Coronavirus update:   As you know, people in Pittsburgh and around the world are sequestered at home due to the COVID-19 pandemic.  Social distancing is still the rule for most Americans.  That's a bit of a misnomer, though -- we need physical distancing to flatten the curve, but technology now allows for rich interactions even so!  I believe that community is one of our greatest strengths, so in March as events began to be cancelled, I hosted the first virtual Sustainability Salon via Zoom teleconference -- rather than gathering our usual 50-80 people in a contained space.   It went quite well (even engaging participants from hundreds of miles away), and we're looking forward to June's salon!  Please be sure to RSVP (via email with "salon" in the Subject: line, or via Eventbrite) so you'll receive the sign-on information.  

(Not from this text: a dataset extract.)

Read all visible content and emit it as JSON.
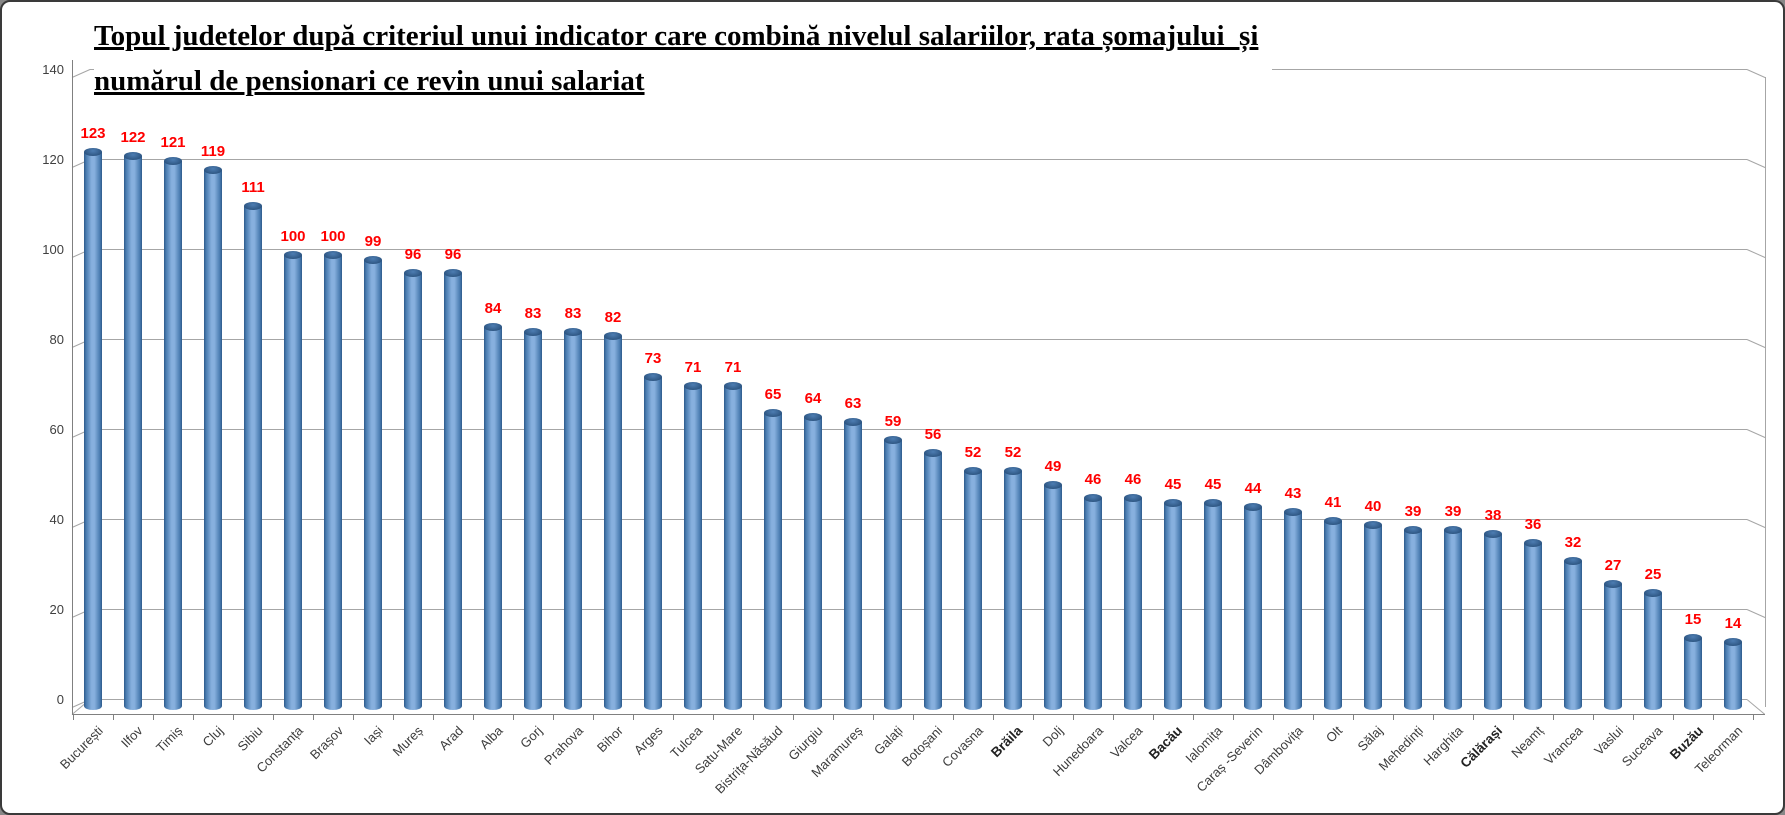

If you haven't been here before, you may enjoy checking out our roof garden and solar installation (and now apiary!) as well as the many other green and interesting things around our place.  If interested folks are online and everything is working smoothly by around 3:30, perhaps I can conduct a virtual tour.

And if you like to make music or listen to homemade music, think back to our evening sings -- we typically ran the gamut from Irish fiddle tunes to protest songs to the Beatles, and a fun time was had by all.  Folks would bring instruments, and/or pick up one of ours.  Conversations would continue through the evening, as well.  With a virtual event this is less likely to happen, but we can share music by turns, reminisce, chat online, and look forward to the post-COVID era!